それから、今自衛隊員の話がございましたが、もうそうなってまいりますと、国際法との関係とかいろんな問題も出てきますので、憲法の関係だけで論じられるかどうかという問題もあるので、そこはなかなか明確なお答えはできないというふうに思います。
○山田宏君 今お話がありましたように、大変、こういった場合、現実考えると、自衛隊員のそれぞれの行動が法的に極めて不安定な状況に置かれるというふうに今お答えをお聞きをいたしました。
そういったことを考えますと、そういう急迫不正の外国からの侵略に対して、きちっと、やはり国を守っていくために自衛隊を、又は自衛権の存在というものをきちっと法的に明記をしていくということが必要だということを改めて申し上げて、私の発言を終えたいと思います。
○会長(中川雅治君) 山添拓君。
○山添拓君 日本共産党の山添拓です。
今日は、憲法五十六条一項の出席に関する議論を中心として意見交換を行うという趣旨での審査会ですが、その中で、憲法五十六条一項とは直接は関係しない緊急事態条項をめぐる議論が行われたり、あるいは憲法九条に関わって私にも質問がありました。
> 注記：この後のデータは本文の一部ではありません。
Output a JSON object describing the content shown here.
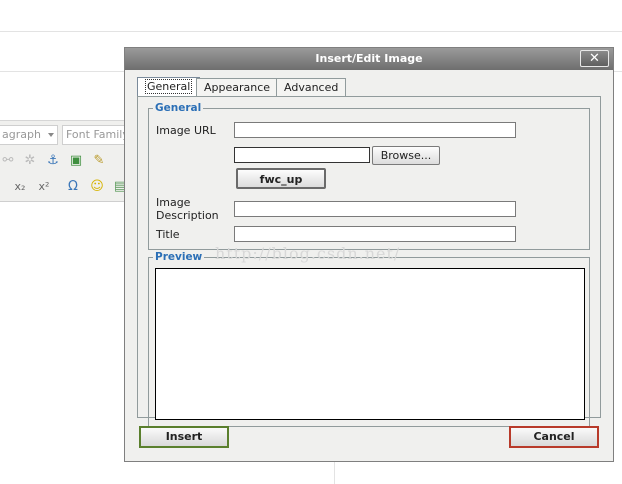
{
  "editor": {
    "format_select": "agraph",
    "font_select": "Font Family"
  },
  "dialog": {
    "title": "Insert/Edit Image",
    "close_label": "✕",
    "tabs": [
      {
        "label": "General"
      },
      {
        "label": "Appearance"
      },
      {
        "label": "Advanced"
      }
    ],
    "general": {
      "legend": "General",
      "image_url_label": "Image URL",
      "image_url_value": "",
      "file_value": "",
      "browse_label": "Browse...",
      "upload_label": "fwc_up",
      "image_desc_label_1": "Image",
      "image_desc_label_2": "Description",
      "image_desc_value": "",
      "title_label": "Title",
      "title_value": ""
    },
    "preview": {
      "legend": "Preview"
    },
    "insert_label": "Insert",
    "cancel_label": "Cancel"
  },
  "watermark": "http://blog.csdn.net/",
  "colors": {
    "legend": "#2b6fb6",
    "insert_border": "#5a7f2d",
    "cancel_border": "#b83a2a"
  }
}
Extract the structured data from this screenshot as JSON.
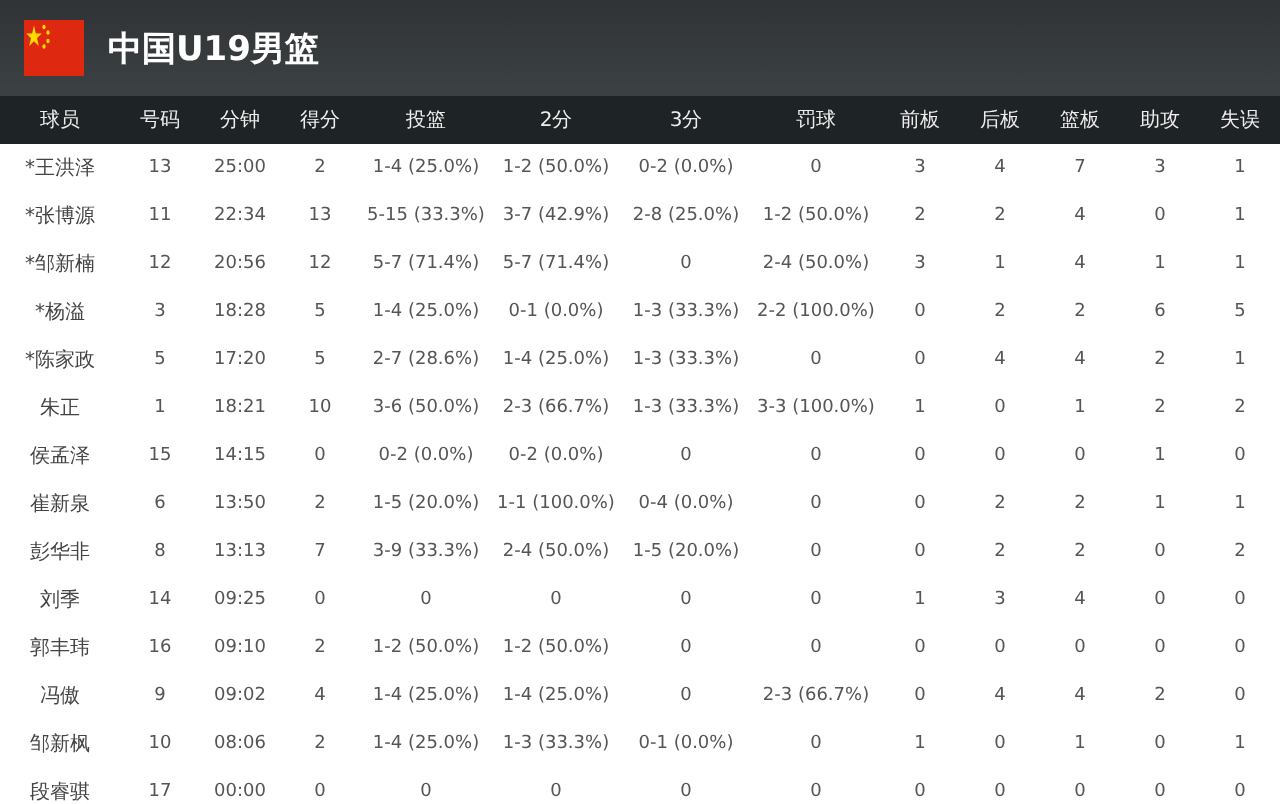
{
  "header": {
    "title": "中国U19男篮"
  },
  "table": {
    "columns": [
      "球员",
      "号码",
      "分钟",
      "得分",
      "投篮",
      "2分",
      "3分",
      "罚球",
      "前板",
      "后板",
      "篮板",
      "助攻",
      "失误"
    ],
    "rows": [
      [
        "*王洪泽",
        "13",
        "25:00",
        "2",
        "1-4 (25.0%)",
        "1-2 (50.0%)",
        "0-2 (0.0%)",
        "0",
        "3",
        "4",
        "7",
        "3",
        "1"
      ],
      [
        "*张博源",
        "11",
        "22:34",
        "13",
        "5-15 (33.3%)",
        "3-7 (42.9%)",
        "2-8 (25.0%)",
        "1-2 (50.0%)",
        "2",
        "2",
        "4",
        "0",
        "1"
      ],
      [
        "*邹新楠",
        "12",
        "20:56",
        "12",
        "5-7 (71.4%)",
        "5-7 (71.4%)",
        "0",
        "2-4 (50.0%)",
        "3",
        "1",
        "4",
        "1",
        "1"
      ],
      [
        "*杨溢",
        "3",
        "18:28",
        "5",
        "1-4 (25.0%)",
        "0-1 (0.0%)",
        "1-3 (33.3%)",
        "2-2 (100.0%)",
        "0",
        "2",
        "2",
        "6",
        "5"
      ],
      [
        "*陈家政",
        "5",
        "17:20",
        "5",
        "2-7 (28.6%)",
        "1-4 (25.0%)",
        "1-3 (33.3%)",
        "0",
        "0",
        "4",
        "4",
        "2",
        "1"
      ],
      [
        "朱正",
        "1",
        "18:21",
        "10",
        "3-6 (50.0%)",
        "2-3 (66.7%)",
        "1-3 (33.3%)",
        "3-3 (100.0%)",
        "1",
        "0",
        "1",
        "2",
        "2"
      ],
      [
        "侯孟泽",
        "15",
        "14:15",
        "0",
        "0-2 (0.0%)",
        "0-2 (0.0%)",
        "0",
        "0",
        "0",
        "0",
        "0",
        "1",
        "0"
      ],
      [
        "崔新泉",
        "6",
        "13:50",
        "2",
        "1-5 (20.0%)",
        "1-1 (100.0%)",
        "0-4 (0.0%)",
        "0",
        "0",
        "2",
        "2",
        "1",
        "1"
      ],
      [
        "彭华非",
        "8",
        "13:13",
        "7",
        "3-9 (33.3%)",
        "2-4 (50.0%)",
        "1-5 (20.0%)",
        "0",
        "0",
        "2",
        "2",
        "0",
        "2"
      ],
      [
        "刘季",
        "14",
        "09:25",
        "0",
        "0",
        "0",
        "0",
        "0",
        "1",
        "3",
        "4",
        "0",
        "0"
      ],
      [
        "郭丰玮",
        "16",
        "09:10",
        "2",
        "1-2 (50.0%)",
        "1-2 (50.0%)",
        "0",
        "0",
        "0",
        "0",
        "0",
        "0",
        "0"
      ],
      [
        "冯傲",
        "9",
        "09:02",
        "4",
        "1-4 (25.0%)",
        "1-4 (25.0%)",
        "0",
        "2-3 (66.7%)",
        "0",
        "4",
        "4",
        "2",
        "0"
      ],
      [
        "邹新枫",
        "10",
        "08:06",
        "2",
        "1-4 (25.0%)",
        "1-3 (33.3%)",
        "0-1 (0.0%)",
        "0",
        "1",
        "0",
        "1",
        "0",
        "1"
      ],
      [
        "段睿骐",
        "17",
        "00:00",
        "0",
        "0",
        "0",
        "0",
        "0",
        "0",
        "0",
        "0",
        "0",
        "0"
      ]
    ]
  }
}
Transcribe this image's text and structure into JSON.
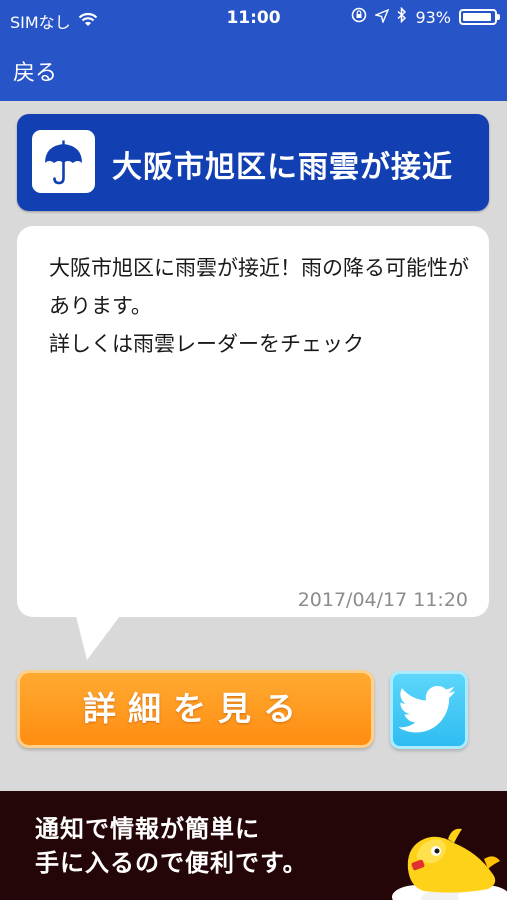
{
  "status_bar": {
    "carrier": "SIMなし",
    "time": "11:00",
    "battery": "93%",
    "battery_level": 0.93,
    "icons": [
      "wifi-icon",
      "orientation-lock-icon",
      "location-icon",
      "bluetooth-icon",
      "battery-icon"
    ]
  },
  "nav": {
    "back_label": "戻る"
  },
  "alert": {
    "icon": "umbrella-icon",
    "title": "大阪市旭区に雨雲が接近"
  },
  "message": {
    "line1": "大阪市旭区に雨雲が接近！雨の降る可能性があります。",
    "line2": "詳しくは雨雲レーダーをチェック",
    "timestamp": "2017/04/17 11:20"
  },
  "actions": {
    "detail_label": "詳細を見る",
    "share_icon": "twitter-icon"
  },
  "banner": {
    "line1": "通知で情報が簡単に",
    "line2": "手に入るので便利です。"
  },
  "colors": {
    "nav_blue": "#2754c7",
    "alert_blue": "#1240b2",
    "detail_orange": "#ff9a1f",
    "twitter_blue": "#3cc6f4",
    "banner_bg": "#240608"
  }
}
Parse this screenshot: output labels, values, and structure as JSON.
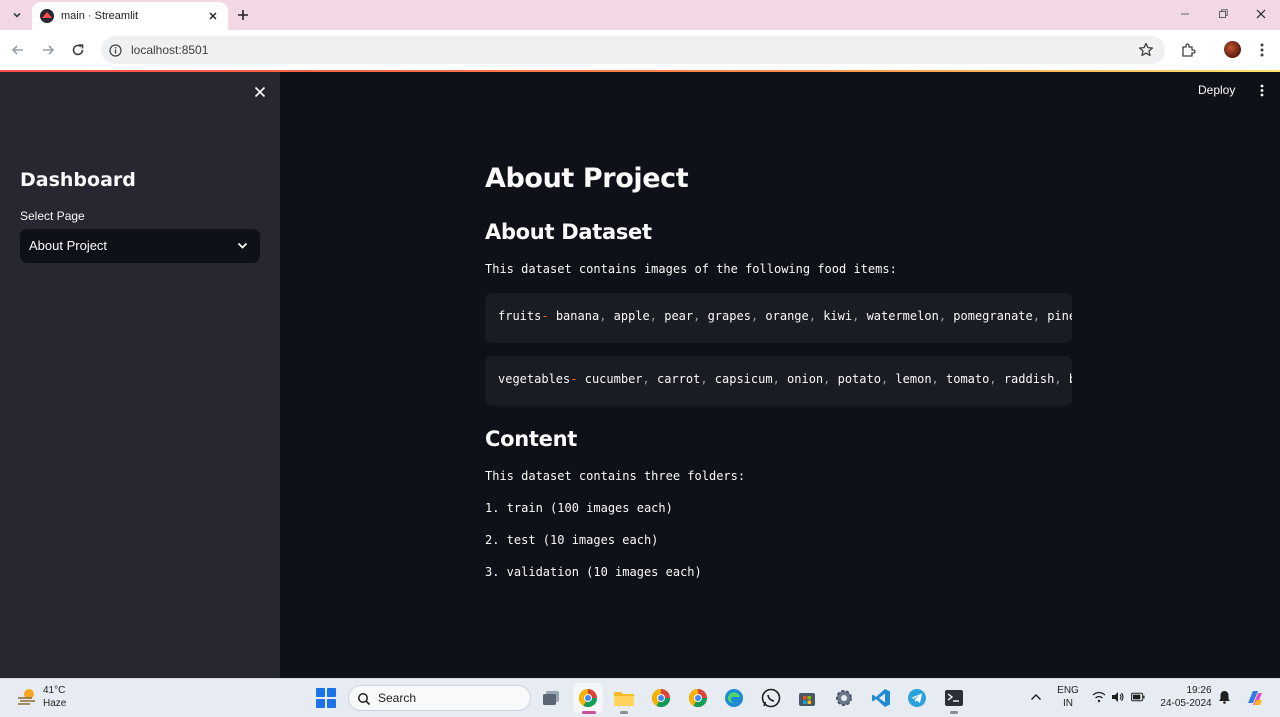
{
  "browser": {
    "tab_title": "main · Streamlit",
    "url": "localhost:8501",
    "icons": [
      "tab-list-icon",
      "streamlit-favicon-icon",
      "close-tab-icon",
      "new-tab-icon",
      "minimize-icon",
      "restore-icon",
      "close-window-icon",
      "back-icon",
      "forward-icon",
      "reload-icon",
      "site-info-icon",
      "bookmark-star-icon",
      "extensions-icon",
      "profile-avatar",
      "browser-menu-icon"
    ]
  },
  "sidebar": {
    "title": "Dashboard",
    "select_label": "Select Page",
    "select_value": "About Project"
  },
  "header": {
    "deploy_label": "Deploy"
  },
  "main": {
    "title": "About Project",
    "dataset_heading": "About Dataset",
    "dataset_intro": "This dataset contains images of the following food items:",
    "fruits_label": "fruits",
    "fruits": [
      "banana",
      "apple",
      "pear",
      "grapes",
      "orange",
      "kiwi",
      "watermelon",
      "pomegranate",
      "pineap"
    ],
    "vegetables_label": "vegetables",
    "vegetables": [
      "cucumber",
      "carrot",
      "capsicum",
      "onion",
      "potato",
      "lemon",
      "tomato",
      "raddish",
      "bee"
    ],
    "content_heading": "Content",
    "content_intro": "This dataset contains three folders:",
    "folders": [
      "1. train (100 images each)",
      "2. test (10 images each)",
      "3. validation (10 images each)"
    ]
  },
  "taskbar": {
    "temperature": "41°C",
    "weather": "Haze",
    "search_label": "Search",
    "language_line1": "ENG",
    "language_line2": "IN",
    "time": "19:26",
    "date": "24-05-2024"
  },
  "colors": {
    "app_background": "#0e1117",
    "sidebar_background": "#262730",
    "code_background": "#1a1c24",
    "code_operator": "#f76b15",
    "tabbar": "#f1d8e4"
  }
}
これは、本来中心的に議論の課題とし、また先週の参考人質疑も受け、今日の法制局や事務局長からの説明も受けた審査会の在り方とはそぐわないものだと思いますが、質問を受けたこともありますので、改めて九条と自衛隊について、我が党としての、また私の意見を表明しておきたいと思います。
憲法九条と自衛隊とは矛盾する存在だと考えます。ですから、軍縮を経て段階的に解消を図っていくというのが私たちの立場です。そして、それは、勝手に進めるということではなく、それぞれ国民合意を経て進めていくべきだということも表明してきました。今すぐ自衛隊をなくそうとは考えていません。そして、憲法九条も命も守るという立場で、そのためには、やはり外交努力を尽くし、武力衝突に至らないようにすることが政治の役割だというのが我が党の基本的な立場です。
その上で、九条に自衛隊を明記するべきだという意見が述べられました。今、自民党などが主張しているこの九条への自衛隊明記は、そこで言われている自衛隊というのは、安保法制の下で集団的自衛権を行使する自衛隊です。海外派兵を大幅に拡大している自衛隊です。さらに、今、岸田政権が検討を進めている敵基地攻撃能力の保有によって先制攻撃まで可能にしていく、専守防衛さえ投げ捨てようというものであります。
こうした自衛隊を憲法九条に明記するということは、国民の命と暮らしを守るどころか、ますます日本とアジアの平和環境を脅かすものだと言わなければなりません。
加えて、最後に申し上げたいのは、こうして憲法審査会が開かれることになれば、初めはコロナを理由にしてオンライン国会、オンラインでの出席が必要だ、そういう議論を開始しようとし、さらには緊急事態条項に進み、あるいは九条だと言い、次々と改憲項目のすり合わせに向かっていくということが今日の審議を通じても明らかになったと思います。
今国民の多くが、政治の優先課題として憲法改正を望んでいない中、やはりこの審査会は動かすべきではないという意見を述べて、私の意見といたします。